Reuters TOKIO. Der japanische Technologiekonzern Sony hat im ersten Quartal seines laufenden Geschäftsjahres 200/2001 einen Verlust verbucht. Netto sei von April bis Juni ein Fehlbetrag von mehr als 88,3 Mrd. Yen (umgerechnet rund 1,7 Mrd. DM) im Vergleich zu einem Gewinn von 18,4 Mrd. Yen im Vorjahreszeitraum angefallen, teilte das Unternehmen am Mittwoch mit.

Allerdings habe die Umstellung der Bilanzierungsrichtlinien auf US-Standards zu einer sehr hohen Einmalbelastung geführt, hieß es. Aber auch operativ verdiente Sony weniger als im Vorjahr. Wechselkursbereinigt sank der Gewinn hier um gut 20 % auf 33,7 Mrd. Yen. Dabei stieg der Umsatz um fünf Prozent auf 1,56 Billionen Yen.

Ungeachtet der negativen Währungseinflüsse - also der starken Yen-Entwicklung - erzielte Sony allerdings einen um 120 % höheren operativen Gewinn. Sowohl Sony als auch Branchenexperten waren der Meinung, dass der Bilanzierungsbedingte Verlust des ersten Quartals keine Einflüsse auf den Cash-Flow der Firma haben werde.

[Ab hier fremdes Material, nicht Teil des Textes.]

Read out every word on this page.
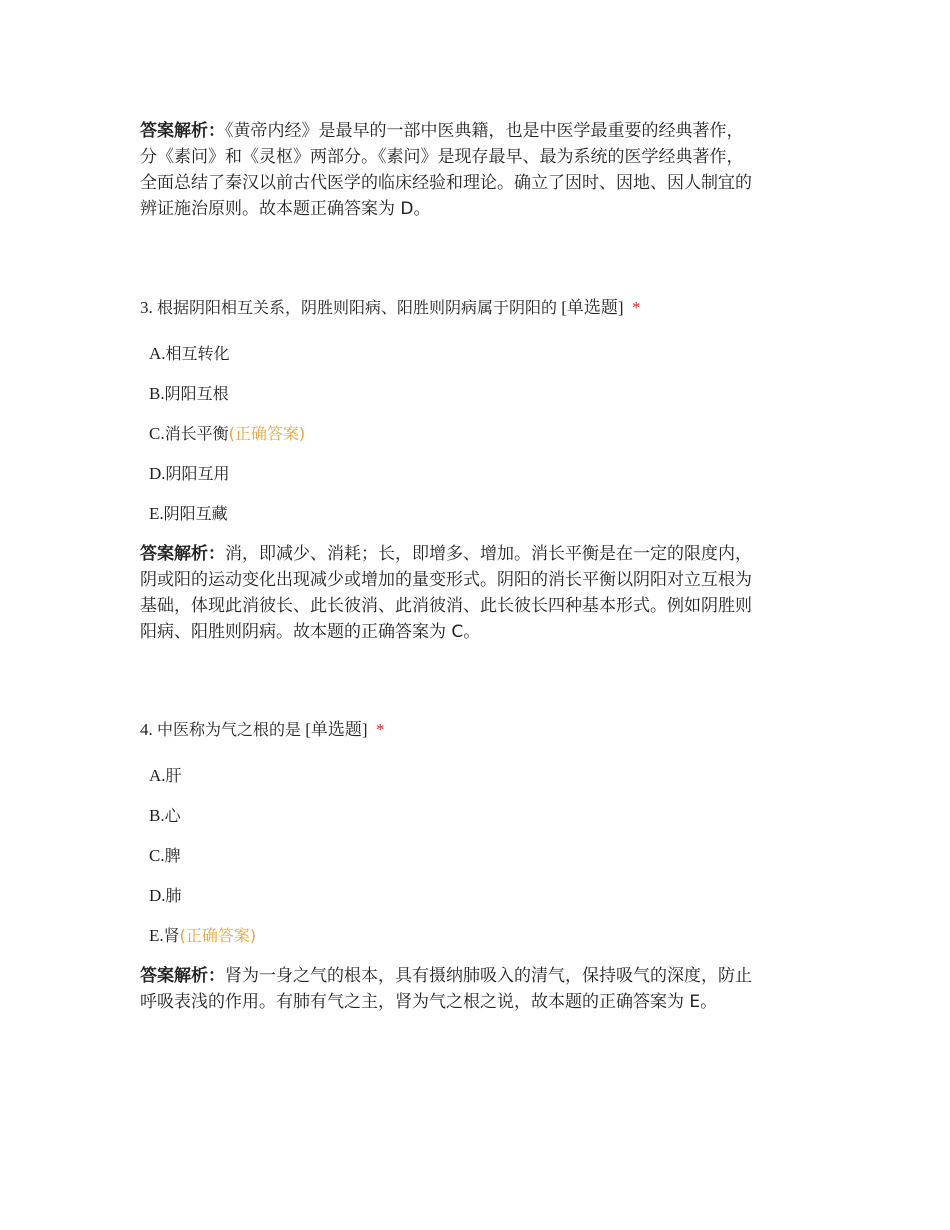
答案解析：《黄帝内经》是最早的一部中医典籍，也是中医学最重要的经典著作，
分《素问》和《灵枢》两部分。《素问》是现存最早、最为系统的医学经典著作，
全面总结了秦汉以前古代医学的临床经验和理论。确立了因时、因地、因人制宜的
辨证施治原则。故本题正确答案为 D。
3. 根据阴阳相互关系，阴胜则阳病、阳胜则阴病属于阴阳的 [单选题] *
A.相互转化
B.阴阳互根
C.消长平衡(正确答案)
D.阴阳互用
E.阴阳互藏
答案解析：消，即减少、消耗；长，即增多、增加。消长平衡是在一定的限度内，
阴或阳的运动变化出现减少或增加的量变形式。阴阳的消长平衡以阴阳对立互根为
基础，体现此消彼长、此长彼消、此消彼消、此长彼长四种基本形式。例如阴胜则
阳病、阳胜则阴病。故本题的正确答案为 C。
4. 中医称为气之根的是 [单选题] *
A.肝
B.心
C.脾
D.肺
E.肾(正确答案)
答案解析：肾为一身之气的根本，具有摄纳肺吸入的清气，保持吸气的深度，防止
呼吸表浅的作用。有肺有气之主，肾为气之根之说，故本题的正确答案为 E。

Analysten zeigten sich allerdings unsicher über den weiteren Verlauf des Geschäftsjahres. Vor allem die Einkünfte aus dem Verkauf der neuen Version des Videospiels Playstation, einem Verkaufsschlager von Sony, seien nach wie nicht klar. So nahm auch Sony selbst seine Ergebnisprognose für das Gesamtjahr drastisch zurück. Der Konzernüberschuss werde nunmehr bei zehn Mrd. Yen nach zuvor 120 Mrd. Yen gesehen, hieß es.